De alguns anos para cá, toda a vida online tem sido baseada neles. Nas rodas de conversa, no que é compartilhado nos perfis nas redes e, principalmente, nas piadas. Isso faz com que quase todos os acontecimentos da esfera pública e social venham a ter uma enorme capacidade de serem “memeficados”.

Até mesmo a Política – assunto considerado chato e de difícil entendimento – vem se tornado campo amplamente explorado pelos criadores desses conteúdos satíricos, inclusive os mais jovens.

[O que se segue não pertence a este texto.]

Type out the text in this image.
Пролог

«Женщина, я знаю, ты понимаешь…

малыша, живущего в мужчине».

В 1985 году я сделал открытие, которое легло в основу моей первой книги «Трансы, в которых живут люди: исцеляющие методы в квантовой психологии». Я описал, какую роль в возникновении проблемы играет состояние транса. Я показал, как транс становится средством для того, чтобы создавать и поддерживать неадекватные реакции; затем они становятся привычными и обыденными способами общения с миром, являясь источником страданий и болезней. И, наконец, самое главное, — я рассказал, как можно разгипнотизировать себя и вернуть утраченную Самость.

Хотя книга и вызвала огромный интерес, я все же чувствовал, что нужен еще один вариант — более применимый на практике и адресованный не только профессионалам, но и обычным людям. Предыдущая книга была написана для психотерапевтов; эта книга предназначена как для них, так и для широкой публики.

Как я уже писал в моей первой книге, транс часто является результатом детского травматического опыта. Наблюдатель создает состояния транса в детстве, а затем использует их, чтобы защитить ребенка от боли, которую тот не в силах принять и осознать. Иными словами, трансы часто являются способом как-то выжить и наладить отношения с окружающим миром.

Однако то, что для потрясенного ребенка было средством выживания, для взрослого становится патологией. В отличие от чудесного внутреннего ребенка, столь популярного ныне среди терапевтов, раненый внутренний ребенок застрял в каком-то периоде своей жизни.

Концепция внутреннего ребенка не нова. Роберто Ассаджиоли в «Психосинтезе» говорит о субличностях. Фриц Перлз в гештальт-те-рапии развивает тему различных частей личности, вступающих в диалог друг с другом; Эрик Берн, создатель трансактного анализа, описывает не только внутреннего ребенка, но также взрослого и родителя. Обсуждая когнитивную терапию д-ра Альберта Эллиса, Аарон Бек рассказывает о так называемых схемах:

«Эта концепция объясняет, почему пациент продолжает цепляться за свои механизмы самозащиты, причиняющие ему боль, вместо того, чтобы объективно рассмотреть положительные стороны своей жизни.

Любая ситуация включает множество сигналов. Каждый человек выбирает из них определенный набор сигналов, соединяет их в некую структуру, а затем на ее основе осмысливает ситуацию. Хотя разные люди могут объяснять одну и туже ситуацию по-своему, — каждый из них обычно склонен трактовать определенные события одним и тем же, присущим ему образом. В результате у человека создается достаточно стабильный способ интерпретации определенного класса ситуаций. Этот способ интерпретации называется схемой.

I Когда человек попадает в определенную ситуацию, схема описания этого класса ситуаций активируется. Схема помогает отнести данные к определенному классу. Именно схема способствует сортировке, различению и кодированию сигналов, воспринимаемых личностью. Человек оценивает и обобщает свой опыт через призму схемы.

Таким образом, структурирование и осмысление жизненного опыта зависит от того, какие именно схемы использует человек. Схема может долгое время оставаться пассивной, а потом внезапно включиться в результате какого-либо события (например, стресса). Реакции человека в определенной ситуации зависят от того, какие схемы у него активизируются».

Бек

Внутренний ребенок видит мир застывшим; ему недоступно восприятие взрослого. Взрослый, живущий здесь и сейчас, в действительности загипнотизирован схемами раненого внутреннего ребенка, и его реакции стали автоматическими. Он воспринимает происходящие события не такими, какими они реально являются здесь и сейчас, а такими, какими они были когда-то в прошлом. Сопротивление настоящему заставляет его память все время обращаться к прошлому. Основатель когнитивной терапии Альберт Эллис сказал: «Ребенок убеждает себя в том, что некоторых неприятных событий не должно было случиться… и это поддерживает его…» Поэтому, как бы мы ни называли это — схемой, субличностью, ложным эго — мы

(Imagem: Reprodução/Internet)

Um desses criadores é o Lucas Cristofolini Arpino, 21, estudante de Direito. Ele é um dos administradores da página “Corrupção Brasileira Memes” e conta de onde vem a inspiração para gerar os conteúdos. “O intuito da existência da página se dá pelo fato de existir uma polarização no Brasil. De um lado, há as páginas de direita usando imagens do Bolsonaro, e do outro as de esquerda, como “Dilma Bolada”. De acordo com ele, não existia uma página que fizesse piada com ambos os lados.

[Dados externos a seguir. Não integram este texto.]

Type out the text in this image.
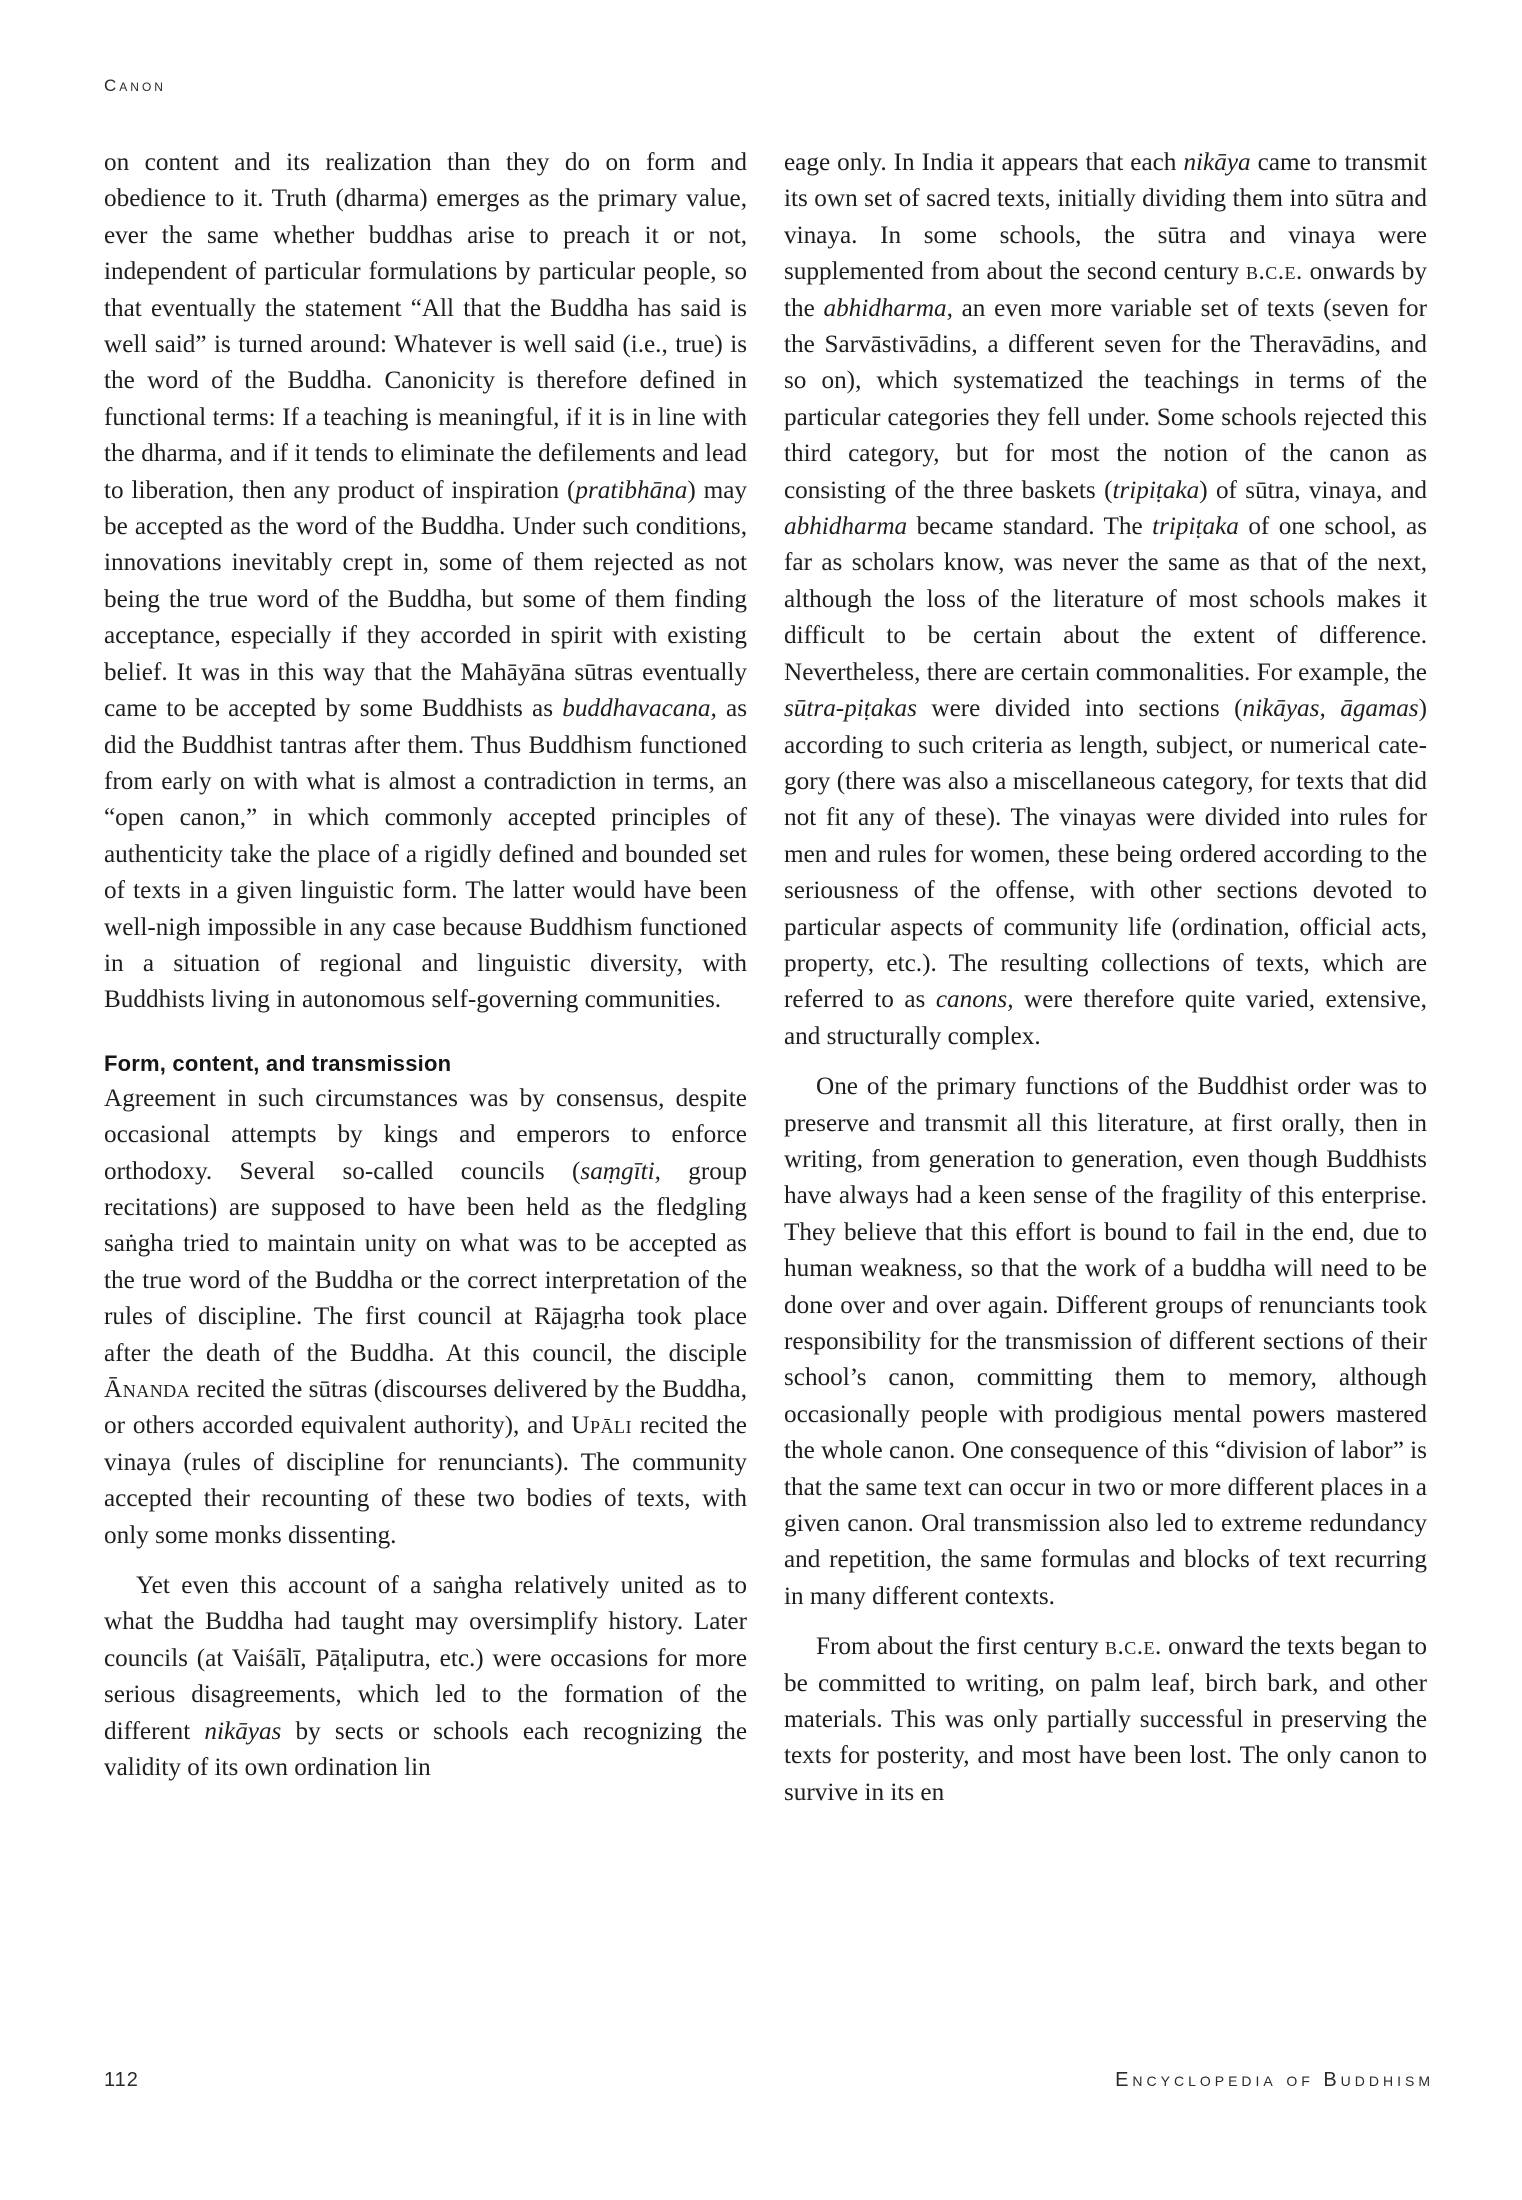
Canon

on content and its realization than they do on form and obedience to it. Truth (dharma) emerges as the primary value, ever the same whether buddhas arise to preach it or not, independent of particular formulations by particular people, so that eventually the statement “All that the Buddha has said is well said” is turned around: Whatever is well said (i.e., true) is the word of the Buddha. Canonicity is therefore defined in functional terms: If a teaching is meaningful, if it is in line with the dharma, and if it tends to eliminate the defilements and lead to liberation, then any product of inspiration (pratibhāna) may be accepted as the word of the Buddha. Under such conditions, innovations inevitably crept in, some of them rejected as not being the true word of the Buddha, but some of them finding acceptance, especially if they accorded in spirit with existing belief. It was in this way that the Mahāyāna sūtras eventually came to be accepted by some Buddhists as buddhavacana, as did the Buddhist tantras after them. Thus Buddhism functioned from early on with what is almost a contradiction in terms, an “open canon,” in which commonly accepted principles of authenticity take the place of a rigidly defined and bounded set of texts in a given linguistic form. The latter would have been well-nigh impossible in any case because Buddhism functioned in a situation of regional and linguistic diversity, with Buddhists living in autonomous self-governing communities.

Form, content, and transmission

Agreement in such circumstances was by consensus, despite occasional attempts by kings and emperors to enforce orthodoxy. Several so-called councils (saṃgīti, group recitations) are supposed to have been held as the fledgling saṅgha tried to maintain unity on what was to be accepted as the true word of the Buddha or the correct interpretation of the rules of discipline. The first council at Rājagṛha took place after the death of the Buddha. At this council, the disciple Ānanda recited the sūtras (discourses delivered by the Buddha, or others accorded equivalent authority), and Upāli recited the vinaya (rules of discipline for renunciants). The community accepted their recounting of these two bodies of texts, with only some monks dissenting.

Yet even this account of a saṅgha relatively united as to what the Buddha had taught may oversimplify history. Later councils (at Vaiśālī, Pāṭaliputra, etc.) were occasions for more serious disagreements, which led to the formation of the different nikāyas by sects or schools each recognizing the validity of its own ordination lin

eage only. In India it appears that each nikāya came to transmit its own set of sacred texts, initially dividing them into sūtra and vinaya. In some schools, the sūtra and vinaya were supplemented from about the second century b.c.e. onwards by the abhidharma, an even more variable set of texts (seven for the Sarvāstivādins, a different seven for the Theravādins, and so on), which systematized the teachings in terms of the particular categories they fell under. Some schools rejected this third category, but for most the notion of the canon as consisting of the three baskets (tripiṭaka) of sūtra, vinaya, and abhidharma became standard. The tripiṭaka of one school, as far as scholars know, was never the same as that of the next, although the loss of the literature of most schools makes it difficult to be certain about the extent of difference. Nevertheless, there are certain commonalities. For example, the sūtra-piṭakas were divided into sections (nikāyas, āgamas) according to such criteria as length, subject, or numerical category (there was also a miscellaneous category, for texts that did not fit any of these). The vinayas were divided into rules for men and rules for women, these being ordered according to the seriousness of the offense, with other sections devoted to particular aspects of community life (ordination, official acts, property, etc.). The resulting collections of texts, which are referred to as canons, were therefore quite varied, extensive, and structurally complex.

One of the primary functions of the Buddhist order was to preserve and transmit all this literature, at first orally, then in writing, from generation to generation, even though Buddhists have always had a keen sense of the fragility of this enterprise. They believe that this effort is bound to fail in the end, due to human weakness, so that the work of a buddha will need to be done over and over again. Different groups of renunciants took responsibility for the transmission of different sections of their school’s canon, committing them to memory, although occasionally people with prodigious mental powers mastered the whole canon. One consequence of this “division of labor” is that the same text can occur in two or more different places in a given canon. Oral transmission also led to extreme redundancy and repetition, the same formulas and blocks of text recurring in many different contexts.

From about the first century b.c.e. onward the texts began to be committed to writing, on palm leaf, birch bark, and other materials. This was only partially successful in preserving the texts for posterity, and most have been lost. The only canon to survive in its en

112	Encyclopedia of Buddhism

Para Lucas, esses conteúdos também ajudam na divulgação de informação sobre o que acontece no âmbito político. “Muitas vezes, os memes se tornam a única maneira que alguns têm de entender o que está acontecendo. O público prefere rir de uma piada sobre o Aécio, por exemplo, do que ler matéria longa e séria do Estadão”, afirma.

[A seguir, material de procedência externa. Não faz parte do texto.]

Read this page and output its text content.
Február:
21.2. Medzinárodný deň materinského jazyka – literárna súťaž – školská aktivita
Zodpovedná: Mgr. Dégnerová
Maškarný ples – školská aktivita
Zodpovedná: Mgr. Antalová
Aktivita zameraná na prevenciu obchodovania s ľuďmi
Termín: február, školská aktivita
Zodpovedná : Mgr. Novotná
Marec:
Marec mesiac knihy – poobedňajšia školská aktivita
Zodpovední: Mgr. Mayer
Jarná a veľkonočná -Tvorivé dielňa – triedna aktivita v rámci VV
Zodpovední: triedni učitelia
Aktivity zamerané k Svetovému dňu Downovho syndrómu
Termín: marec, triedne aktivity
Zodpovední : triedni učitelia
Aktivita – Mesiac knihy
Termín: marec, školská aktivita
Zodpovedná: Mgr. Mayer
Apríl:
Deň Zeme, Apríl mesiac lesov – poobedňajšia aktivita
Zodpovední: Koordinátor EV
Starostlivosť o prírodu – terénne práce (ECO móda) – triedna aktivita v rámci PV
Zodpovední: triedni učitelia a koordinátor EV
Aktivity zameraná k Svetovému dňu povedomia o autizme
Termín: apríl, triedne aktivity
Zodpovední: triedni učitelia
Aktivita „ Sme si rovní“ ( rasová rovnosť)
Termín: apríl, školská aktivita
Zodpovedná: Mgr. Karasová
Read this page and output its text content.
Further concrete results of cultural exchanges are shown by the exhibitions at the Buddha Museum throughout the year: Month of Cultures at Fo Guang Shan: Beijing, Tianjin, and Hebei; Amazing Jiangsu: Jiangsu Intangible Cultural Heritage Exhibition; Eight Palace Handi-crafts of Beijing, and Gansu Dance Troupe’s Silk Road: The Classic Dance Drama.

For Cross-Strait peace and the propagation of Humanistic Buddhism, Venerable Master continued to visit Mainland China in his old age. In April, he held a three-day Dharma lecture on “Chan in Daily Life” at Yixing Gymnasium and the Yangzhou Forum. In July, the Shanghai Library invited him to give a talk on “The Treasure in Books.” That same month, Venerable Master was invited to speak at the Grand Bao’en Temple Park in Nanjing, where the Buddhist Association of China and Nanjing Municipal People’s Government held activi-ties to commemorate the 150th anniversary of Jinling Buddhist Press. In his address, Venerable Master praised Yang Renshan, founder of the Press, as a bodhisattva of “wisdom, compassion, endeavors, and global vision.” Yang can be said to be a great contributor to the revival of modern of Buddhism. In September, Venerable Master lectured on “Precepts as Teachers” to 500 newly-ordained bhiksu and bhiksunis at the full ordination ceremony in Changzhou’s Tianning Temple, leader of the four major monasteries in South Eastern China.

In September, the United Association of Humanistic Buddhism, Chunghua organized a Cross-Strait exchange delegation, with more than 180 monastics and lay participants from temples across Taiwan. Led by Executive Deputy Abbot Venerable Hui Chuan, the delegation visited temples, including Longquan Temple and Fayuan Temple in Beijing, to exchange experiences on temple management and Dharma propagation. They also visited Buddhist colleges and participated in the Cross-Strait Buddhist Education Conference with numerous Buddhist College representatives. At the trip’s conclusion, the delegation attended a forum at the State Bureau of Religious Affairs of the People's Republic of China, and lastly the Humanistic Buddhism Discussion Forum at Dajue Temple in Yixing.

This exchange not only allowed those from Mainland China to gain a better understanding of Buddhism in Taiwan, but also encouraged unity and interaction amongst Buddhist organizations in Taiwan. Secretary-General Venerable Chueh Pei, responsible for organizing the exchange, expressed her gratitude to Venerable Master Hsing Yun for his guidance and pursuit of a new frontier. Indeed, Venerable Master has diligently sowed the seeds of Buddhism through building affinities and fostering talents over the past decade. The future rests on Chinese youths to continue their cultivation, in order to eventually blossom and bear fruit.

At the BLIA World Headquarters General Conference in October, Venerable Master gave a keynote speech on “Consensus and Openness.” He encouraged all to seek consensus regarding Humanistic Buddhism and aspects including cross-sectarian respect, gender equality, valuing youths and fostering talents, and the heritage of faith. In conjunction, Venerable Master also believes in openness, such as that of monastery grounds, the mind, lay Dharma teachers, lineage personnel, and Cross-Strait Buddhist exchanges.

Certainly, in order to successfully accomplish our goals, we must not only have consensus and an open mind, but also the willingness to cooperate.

O estudante diz que a página mantém a neutralidade.  A motivação é ver pessoas que apoiam Dilma ou Bolsonaro curtindo a mesma foto e rindo. “Não são discussões profundas sobre a notícia, apenas um impacto dela. A pessoa que não souber sobre o assunto que estamos nos referindo vai se informar para entender do que se trata.”

Luiz Filipe Paz, 21 anos, cursa Estudos de Mídia na UFF e também é um admirador da criação de conteúdo humorístico na web. Para ele, o meme surge como nova forma de se comunicar. “A rápida transformação da sociedade e a demanda pela criação de memes têm o poder de remodelar a cultura, e a subjetividade de cada um tende a acompanhar esse ritmo de mudanças”, explica.

Ele observa que o público se atenta aos detalhes – até mesmo físicos – das personalidades da política que têm potencial para se tornarem virais na rede, como é o caso do ex-presidente Lula, que até hoje serve de inspiração para piadas devido à falta de um dos seus dedos.

(Imagem: Reprodução/Twitter)

Os memes se tornaram tão abrangentes que têm sido usados por alguns políticos como forma de aproximação do público. Um exemplo recente disso veio do ex-candidato à prefeito do Rio de Janeiro Marcelo Freixo (PSOL). Em seu twitter, o Deputado fez brincadeira com o não comparecimento de Marcelo Crivella (PRB) às entrevistas na corrida pela prefeitura. O post fez sucesso e chegou a atingir mais de 1,9 compartilhamentos nas redes sociais.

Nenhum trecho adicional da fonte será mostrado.